Succede oggi. Al Giro, ad Auronzo, alle 21.30. A Vincenzo Nibali sarà attribuita la cittadinanza onoraria. Un atto meraviglioso e un grazie eterno per un ricordo indelebile. La vittoria, da solo per distacco, in maglia rosa ma imbiancata, nella tappa delle Tre Cime di Lavaredo di dieci anni fa, proprio il 25 maggio. Pioveva, nevicava. Faceva freddo, tirava vento. Una di quelle giornate in cui i corridori – tutti, dal primo all’ultimo, anzi, dall’ultimo al primo - si guadagnano ammirazione, stima, gloria. Perfino letteratura. Per accorciare l’agonia – lo diceva Marco Pantani a Gianni Mura – i corridori stringono i denti e cercano di andare più forte, non salgono su ammiraglie e pullman per avvicinarsi al traguardo.
Non è, questa di Nibali ad Auronzo, la prima cittadinanza onoraria per un corridore. Gino Bartali ha ricevuto quella dell’intero Israele, Francesco Moser quelle di Cave e Pizzo Calabro, Beppe Saronni quella di Buscate, solo per citarne alcuni. Il record delle cittadinanze onorarie, almeno per un italiano del ciclismo, spetta ad Alfredo Martini. Imola, Pegognana, Peccioli, Cortona, Arezzo, Montecatini Terme, Serravalle Pistoiese, Camaiore, Calenzano, Castagneto Carducci, Larciano, Barberino di Mugello e Utsunomiya in Giappone. Forse altre. Merito dei suoi successi da corridore, direttore sportivo, soprattutto commissario tecnico, e sempre da ambasciatore del ciclismo e missionario della bicicletta. Tanto da collezionare altri titoli e onori, come la pista ciclabile a Sesto Fiorentino.
Ricordo la celebrazione a Montecatini Terme nel 2010: come accadeva sempre, nel momento in cui Alfredo si avvicinava al microfono, il tempo si arrestò, la platea ammutolì, l’atmosfera si fece solenne e la cerimonia profonda.
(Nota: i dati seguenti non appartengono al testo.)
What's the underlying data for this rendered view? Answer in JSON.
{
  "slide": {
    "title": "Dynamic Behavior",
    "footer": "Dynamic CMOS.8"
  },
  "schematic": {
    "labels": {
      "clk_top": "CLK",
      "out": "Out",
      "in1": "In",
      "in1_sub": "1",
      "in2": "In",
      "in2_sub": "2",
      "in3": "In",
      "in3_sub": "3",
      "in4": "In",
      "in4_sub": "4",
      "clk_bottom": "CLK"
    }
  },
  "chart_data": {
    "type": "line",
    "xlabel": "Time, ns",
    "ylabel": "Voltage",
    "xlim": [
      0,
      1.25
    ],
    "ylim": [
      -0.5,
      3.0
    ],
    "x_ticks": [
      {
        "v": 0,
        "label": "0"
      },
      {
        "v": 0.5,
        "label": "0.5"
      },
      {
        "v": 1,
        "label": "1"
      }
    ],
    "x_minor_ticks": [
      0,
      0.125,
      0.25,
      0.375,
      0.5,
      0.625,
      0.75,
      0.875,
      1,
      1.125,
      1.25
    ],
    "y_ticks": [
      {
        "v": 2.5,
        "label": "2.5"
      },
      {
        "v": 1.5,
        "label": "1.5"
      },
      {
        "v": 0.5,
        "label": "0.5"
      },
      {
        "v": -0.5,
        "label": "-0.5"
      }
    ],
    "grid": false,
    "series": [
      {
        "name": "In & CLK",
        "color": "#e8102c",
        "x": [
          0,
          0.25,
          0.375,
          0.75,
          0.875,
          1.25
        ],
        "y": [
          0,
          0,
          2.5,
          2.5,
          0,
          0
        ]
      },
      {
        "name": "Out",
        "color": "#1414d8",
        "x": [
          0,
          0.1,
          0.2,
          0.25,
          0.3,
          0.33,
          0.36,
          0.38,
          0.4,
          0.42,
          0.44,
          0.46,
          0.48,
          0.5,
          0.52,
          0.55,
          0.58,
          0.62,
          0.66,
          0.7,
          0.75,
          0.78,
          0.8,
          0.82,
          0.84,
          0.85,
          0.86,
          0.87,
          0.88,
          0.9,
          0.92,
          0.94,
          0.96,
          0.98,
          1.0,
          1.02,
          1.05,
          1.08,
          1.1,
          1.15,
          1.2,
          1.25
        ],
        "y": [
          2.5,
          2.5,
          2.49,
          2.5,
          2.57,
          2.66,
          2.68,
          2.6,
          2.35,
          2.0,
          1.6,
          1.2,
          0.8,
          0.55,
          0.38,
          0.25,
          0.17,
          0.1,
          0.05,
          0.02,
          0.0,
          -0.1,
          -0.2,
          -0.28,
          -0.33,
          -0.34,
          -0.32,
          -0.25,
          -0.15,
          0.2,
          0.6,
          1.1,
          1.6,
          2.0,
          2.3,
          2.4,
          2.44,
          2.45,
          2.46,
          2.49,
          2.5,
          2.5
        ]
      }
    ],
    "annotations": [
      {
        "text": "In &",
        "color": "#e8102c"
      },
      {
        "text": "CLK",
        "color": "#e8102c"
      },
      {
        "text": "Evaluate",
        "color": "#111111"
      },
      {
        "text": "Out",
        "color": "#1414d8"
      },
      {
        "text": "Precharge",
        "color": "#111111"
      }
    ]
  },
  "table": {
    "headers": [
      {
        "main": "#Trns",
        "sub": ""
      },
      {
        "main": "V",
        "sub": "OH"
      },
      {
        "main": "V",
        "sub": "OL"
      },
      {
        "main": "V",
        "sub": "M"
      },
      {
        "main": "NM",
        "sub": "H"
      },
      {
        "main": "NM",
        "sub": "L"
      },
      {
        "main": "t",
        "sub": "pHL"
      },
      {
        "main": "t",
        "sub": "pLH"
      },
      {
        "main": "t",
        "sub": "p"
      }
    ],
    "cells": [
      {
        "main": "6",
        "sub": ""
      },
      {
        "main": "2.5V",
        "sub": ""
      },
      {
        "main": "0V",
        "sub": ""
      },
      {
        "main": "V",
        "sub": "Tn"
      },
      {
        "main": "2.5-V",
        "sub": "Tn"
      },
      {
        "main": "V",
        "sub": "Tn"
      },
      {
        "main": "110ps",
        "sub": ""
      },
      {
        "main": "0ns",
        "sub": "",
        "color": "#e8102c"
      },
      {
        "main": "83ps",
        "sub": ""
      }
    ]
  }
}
Le sue parole, semplici, misurate, taglienti, incidevano le anime di amici e appassionati, perfino dei politici e degli amministratori. Alfredo aveva il dono di farci sentire tutti più buoni nel cuore, più degni di stare al mondo e più orgogliosi di appartenere alla razza umana. Insomma, una cittadinanza umana.
I corridori, da Martini a Nibali, ma anche da Carrea a Fornaciari, da Carollo a Bruseghin, hanno già la cittadinanza onoraria, ufficiosa e sentimentale, silenziosa e romantica, di tutte le strade cavalcate e percorse. Quelle strade che per qualche ora vengono chiuse al traffico di bielle e marmitte, al catarro dei camion e delle auto, e spalancate al frullio di ginocchia e caviglie, allo sfarfallio di maglie e telai. Quelle strade che si illuminano di onorevole ciclismo.
E forse sarebbe il caso che sindaci, giunte e consigli comunali dessero finalmente la cittadinanza anche alla bicicletta, a tutte le biciclette. Biciclette libere di girare in sicurezza, in spensieratezza, in leggerezza, come è nella loro indole. Una cittadinanza non solo onoraria, ma stradale.